Gara (Basque: We Are) is a bilingual (Basque/Spanish) leftwing Basque Nationalist newspaper published in the city of Donostia-San Sebastián in the Basque Autonomous Community. The newspaper's target market comprises the area of the Basque Country, but its circulation is largely constrained to the Southern Basque territory (Spain), since Spanish is mainly used rather than French.

Gara, the third most-read newspaper in the Basque Autonomous Community and Navarre, was first published on 30 January 1999 as successor to the leftist and Basque nationalist newspaper Egin, which had been shut down by the noted prosecuting judge Baltasar Garzón in a highly controversial move on 15 July 1998. The case was dismissed and defendants acquitted, with the final verdict stating that no illicit activity was engaged by Egin (2009).

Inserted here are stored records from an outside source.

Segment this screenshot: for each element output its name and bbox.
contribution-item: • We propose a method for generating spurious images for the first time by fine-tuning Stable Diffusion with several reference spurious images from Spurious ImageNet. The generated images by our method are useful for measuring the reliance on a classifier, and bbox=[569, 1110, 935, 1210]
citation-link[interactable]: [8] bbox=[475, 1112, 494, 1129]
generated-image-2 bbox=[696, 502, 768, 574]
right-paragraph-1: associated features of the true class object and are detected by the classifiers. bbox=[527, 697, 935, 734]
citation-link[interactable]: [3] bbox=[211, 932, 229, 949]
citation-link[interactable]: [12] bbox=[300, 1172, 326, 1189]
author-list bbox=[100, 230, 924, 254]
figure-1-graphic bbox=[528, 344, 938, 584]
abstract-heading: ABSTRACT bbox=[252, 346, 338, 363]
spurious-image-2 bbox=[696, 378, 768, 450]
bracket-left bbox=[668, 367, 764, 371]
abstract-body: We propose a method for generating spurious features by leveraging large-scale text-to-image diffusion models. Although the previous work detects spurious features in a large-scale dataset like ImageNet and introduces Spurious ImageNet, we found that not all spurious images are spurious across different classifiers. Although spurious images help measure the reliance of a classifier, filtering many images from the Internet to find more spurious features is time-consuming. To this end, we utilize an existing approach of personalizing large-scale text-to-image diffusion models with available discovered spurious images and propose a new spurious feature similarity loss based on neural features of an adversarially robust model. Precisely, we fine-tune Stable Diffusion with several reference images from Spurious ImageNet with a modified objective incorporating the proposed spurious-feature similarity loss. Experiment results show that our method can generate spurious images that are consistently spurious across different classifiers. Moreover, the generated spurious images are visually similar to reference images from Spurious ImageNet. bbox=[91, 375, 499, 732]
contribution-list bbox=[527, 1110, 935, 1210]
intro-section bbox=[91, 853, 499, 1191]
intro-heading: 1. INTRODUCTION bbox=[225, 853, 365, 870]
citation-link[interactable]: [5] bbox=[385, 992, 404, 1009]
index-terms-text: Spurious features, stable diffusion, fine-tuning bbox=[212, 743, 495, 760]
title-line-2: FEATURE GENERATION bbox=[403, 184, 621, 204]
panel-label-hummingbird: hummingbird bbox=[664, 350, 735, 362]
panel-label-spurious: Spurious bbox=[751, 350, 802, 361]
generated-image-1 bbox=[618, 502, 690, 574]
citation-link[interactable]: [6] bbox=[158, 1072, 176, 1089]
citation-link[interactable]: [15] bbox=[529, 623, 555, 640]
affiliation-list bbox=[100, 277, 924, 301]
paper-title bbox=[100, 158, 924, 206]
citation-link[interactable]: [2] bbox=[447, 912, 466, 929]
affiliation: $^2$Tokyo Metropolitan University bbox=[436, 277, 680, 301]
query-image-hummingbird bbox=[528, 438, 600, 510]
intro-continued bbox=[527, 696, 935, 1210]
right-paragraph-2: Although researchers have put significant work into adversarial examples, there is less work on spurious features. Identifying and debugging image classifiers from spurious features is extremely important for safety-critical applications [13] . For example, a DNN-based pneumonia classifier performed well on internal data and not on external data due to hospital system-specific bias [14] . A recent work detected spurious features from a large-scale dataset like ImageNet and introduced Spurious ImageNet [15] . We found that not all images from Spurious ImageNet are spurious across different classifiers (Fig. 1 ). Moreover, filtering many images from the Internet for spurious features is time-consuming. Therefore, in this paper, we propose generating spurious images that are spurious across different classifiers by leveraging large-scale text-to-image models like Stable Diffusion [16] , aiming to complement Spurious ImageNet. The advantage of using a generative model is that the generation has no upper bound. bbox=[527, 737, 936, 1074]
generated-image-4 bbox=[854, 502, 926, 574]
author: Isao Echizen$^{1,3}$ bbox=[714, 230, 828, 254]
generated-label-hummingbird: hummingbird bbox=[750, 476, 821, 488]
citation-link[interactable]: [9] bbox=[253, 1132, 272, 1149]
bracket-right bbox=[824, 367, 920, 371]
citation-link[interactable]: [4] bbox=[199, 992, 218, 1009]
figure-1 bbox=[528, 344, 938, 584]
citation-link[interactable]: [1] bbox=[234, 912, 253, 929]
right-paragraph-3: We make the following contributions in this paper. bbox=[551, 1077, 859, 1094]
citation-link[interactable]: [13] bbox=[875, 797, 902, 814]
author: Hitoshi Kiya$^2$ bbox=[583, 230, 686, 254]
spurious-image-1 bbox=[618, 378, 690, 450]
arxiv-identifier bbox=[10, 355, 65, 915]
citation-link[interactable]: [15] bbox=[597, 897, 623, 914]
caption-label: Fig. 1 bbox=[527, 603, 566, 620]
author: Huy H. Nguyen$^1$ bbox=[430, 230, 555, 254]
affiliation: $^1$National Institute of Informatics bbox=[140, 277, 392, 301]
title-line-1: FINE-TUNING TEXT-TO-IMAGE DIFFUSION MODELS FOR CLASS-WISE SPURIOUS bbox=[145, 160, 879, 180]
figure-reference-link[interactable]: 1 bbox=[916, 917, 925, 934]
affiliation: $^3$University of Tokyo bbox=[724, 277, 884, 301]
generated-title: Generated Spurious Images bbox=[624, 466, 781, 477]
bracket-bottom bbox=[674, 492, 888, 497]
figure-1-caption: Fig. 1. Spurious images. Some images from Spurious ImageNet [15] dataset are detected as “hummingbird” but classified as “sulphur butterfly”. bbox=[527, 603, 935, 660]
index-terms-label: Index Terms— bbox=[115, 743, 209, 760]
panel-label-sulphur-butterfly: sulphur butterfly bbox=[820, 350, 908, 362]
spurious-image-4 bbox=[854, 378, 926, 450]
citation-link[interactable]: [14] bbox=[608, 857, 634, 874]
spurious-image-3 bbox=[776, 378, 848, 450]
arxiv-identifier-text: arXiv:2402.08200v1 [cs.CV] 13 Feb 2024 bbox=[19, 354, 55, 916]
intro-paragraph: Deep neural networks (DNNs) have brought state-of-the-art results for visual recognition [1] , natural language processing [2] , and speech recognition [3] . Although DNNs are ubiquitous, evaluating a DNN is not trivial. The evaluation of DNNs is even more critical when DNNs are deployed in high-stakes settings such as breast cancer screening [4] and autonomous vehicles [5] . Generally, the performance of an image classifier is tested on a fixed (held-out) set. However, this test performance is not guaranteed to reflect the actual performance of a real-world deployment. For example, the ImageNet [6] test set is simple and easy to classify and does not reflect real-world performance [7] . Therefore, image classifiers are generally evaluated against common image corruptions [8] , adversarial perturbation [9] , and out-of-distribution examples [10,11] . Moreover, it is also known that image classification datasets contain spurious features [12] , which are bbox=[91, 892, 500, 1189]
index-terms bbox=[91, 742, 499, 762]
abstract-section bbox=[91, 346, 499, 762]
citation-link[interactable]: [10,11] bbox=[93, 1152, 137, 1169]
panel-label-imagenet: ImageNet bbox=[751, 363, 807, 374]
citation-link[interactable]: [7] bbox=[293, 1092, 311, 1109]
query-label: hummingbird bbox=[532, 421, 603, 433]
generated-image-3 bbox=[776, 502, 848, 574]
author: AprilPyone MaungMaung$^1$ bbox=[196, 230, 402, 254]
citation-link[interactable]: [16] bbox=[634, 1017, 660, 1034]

On 12 March 2004, ETA denied in a communique to Gara and the Basque public broadcaster EITB its involvement in the March 11, 2004 Madrid attacks. In July 2008, the newspaper denounced that its communications were being tapped by the police, and diverted to the Spanish National Police headquarters in Pamplona.

Despite the illegal closure of the newspapers Egin and Egunkaria by the Spanish justice courts, the €4.7 million debt incurred by Egin with the Social Security was after its shutdown shouldered over to the new daily Gara, as an "ideological successor" to Egin. By May 2019, the media outlet looks to counter the Spanish government's and justice system's attempts to subdue it by searching new subscribers and organizing special events to garner support and financial viability.

On 14 July 2008, sources at the newspaper claimed that Gara’s offices in Pamplona were being bugged by the National Police.